Siamo alla fine del XIX secolo quando, nei salotti più aristocratici e bohémien della società dell’epoca, iniziarono a circolare, per diletto, in piccole fiale di vetro, sostanze psicotrope che venivano liberamente assunte ed inalate da chi ne faceva richiesta. Ormai, di fatto, non erano più esclusivamente utilizzate a scopo medico e terapeutico, ma anche per via delle loro proprietà allucinatorie e capaci di restituire visioni e sensazioni altre dal punto di vista psicologico. Etere, oppio e hashish cominciarono a diventare, inoltre, sostanze al centro dei racconti di autori letterari come Guy de Maupassant (1850-1893) e della loro patina di stampo più filosofico e decadente. I personaggi di questi vengono, pertanto, posti al centro di vere e proprie esperienze disincarnate, al di là dello spazio, del tempo e a contatto con entità poste al di sopra di quanto possa essere reso intelligibile, comunemente, alla psiche. Esperienze allucinate, folli, occulte e perverse capaci, tuttavia, di scandagliare profondamente le molteplici dimensioni dell’animo umano, anche di fronte ai suoi stati più malati e contorti. Altra figura anticonformista, a questo riguardo, che viene citata, è quella dello scrittore libertino Jean Lorrain (1855-1906): il quale, a sua volta, si cimentò a descrivere i rapporti con l’etere, rispetto agli stati più morbosi e scabrosi della natura umana. Queste profonde dissociazioni dalla realtà, vista come ostile, sarebbero, pertanto, diventate al centro di un vero e proprio filone di genere e che avrebbe visto anche nella stessa opera “Controcorrente” di Joris-Karl Huysmans (1848-1907) il loro più emblematico caposaldo.

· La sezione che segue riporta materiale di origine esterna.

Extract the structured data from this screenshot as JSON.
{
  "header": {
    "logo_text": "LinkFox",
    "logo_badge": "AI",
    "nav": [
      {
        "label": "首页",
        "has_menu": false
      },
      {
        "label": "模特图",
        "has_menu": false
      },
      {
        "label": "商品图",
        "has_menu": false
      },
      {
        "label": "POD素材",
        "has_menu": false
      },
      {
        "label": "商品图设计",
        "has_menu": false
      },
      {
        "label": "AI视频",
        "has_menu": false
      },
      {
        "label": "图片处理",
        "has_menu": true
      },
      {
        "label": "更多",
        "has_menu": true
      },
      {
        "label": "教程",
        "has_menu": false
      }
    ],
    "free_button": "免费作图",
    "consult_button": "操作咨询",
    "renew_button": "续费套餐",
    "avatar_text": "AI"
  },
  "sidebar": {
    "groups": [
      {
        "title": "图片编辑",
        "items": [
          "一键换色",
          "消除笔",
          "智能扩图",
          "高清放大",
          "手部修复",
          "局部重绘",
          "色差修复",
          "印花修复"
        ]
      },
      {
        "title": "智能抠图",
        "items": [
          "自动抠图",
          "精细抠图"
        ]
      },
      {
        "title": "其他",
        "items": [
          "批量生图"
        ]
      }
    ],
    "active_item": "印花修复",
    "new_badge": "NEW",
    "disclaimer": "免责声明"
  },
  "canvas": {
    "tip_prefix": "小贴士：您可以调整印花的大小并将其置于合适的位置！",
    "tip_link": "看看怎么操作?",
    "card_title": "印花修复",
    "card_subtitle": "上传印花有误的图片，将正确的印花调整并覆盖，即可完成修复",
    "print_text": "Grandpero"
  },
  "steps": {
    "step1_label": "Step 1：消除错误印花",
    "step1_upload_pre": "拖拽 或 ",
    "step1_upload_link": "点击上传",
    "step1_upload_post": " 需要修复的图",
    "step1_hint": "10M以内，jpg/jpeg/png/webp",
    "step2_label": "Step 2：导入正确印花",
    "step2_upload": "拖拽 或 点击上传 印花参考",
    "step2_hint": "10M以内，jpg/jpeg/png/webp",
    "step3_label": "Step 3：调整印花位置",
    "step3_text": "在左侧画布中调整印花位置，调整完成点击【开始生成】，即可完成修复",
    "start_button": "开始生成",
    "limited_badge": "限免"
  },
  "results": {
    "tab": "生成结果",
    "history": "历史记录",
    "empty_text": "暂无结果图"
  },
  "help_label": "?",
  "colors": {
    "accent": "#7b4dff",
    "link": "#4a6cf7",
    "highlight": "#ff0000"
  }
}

“𝐇.𝐏. 𝐋𝐨𝐯𝐞𝐜𝐫𝐚𝐟𝐭, 𝐢𝐥 𝐬𝐨𝐠𝐧𝐨 𝐞 𝐥’𝐀𝐥𝐭𝐫𝐨𝐯𝐞”
𝐝𝐢 𝐌𝐚𝐫𝐜𝐨 𝐌𝐚𝐜𝐮𝐥𝐨𝐭𝐭𝐢
L’autore riporta, a riferimento teorico, un’interessante analogia junghiana: “[…] per l’individuo il sogno equivale a ciò che il Mito è per il complesso della nostra specie”. E tra gli scrittori di letteratura che, nel mondo moderno, seppero coniugare sapientemente questa chiave tra sogno-mito-fantasia vi fu Howard Phillips Lovecraft (1890-1937). Quest’ultimo iniziò, sin dalla più giovane età, a narrare e a descrivere dei suoi sogni, popolati da figure arcane, ancestrali e blasfeme. Per Lovecraft il sogno era la chiave di esplorazione verso altre dimensioni di significato, fatte di rimandi antichi, cosmici ed universali. L’articolo cita, a scopo di ulteriore approfondimento, anche un’altra importante opera che è stata ripubblicata recentemente per le edizioni Bietti e curata da Pietro Guarriello: “Oniricon. Sogni, Incubi e Fantasticherie” e che permette di ripercorrere un fondamentale tassello della biografia dello scrittore di Providence, proprio attraverso i suoi sogni. Ben lungi da essere fenomeni volti a scandagliare l’inconscio, essi si rivelarono, per Lovecraft, come delle vere e proprie esperienze lucide, al di là della comune dimensione.
[…] indefinibili misteri della vita, della morte o del tormento erano per me luoghi comuni di tutti i giorni o, meglio, di tutte le notti […].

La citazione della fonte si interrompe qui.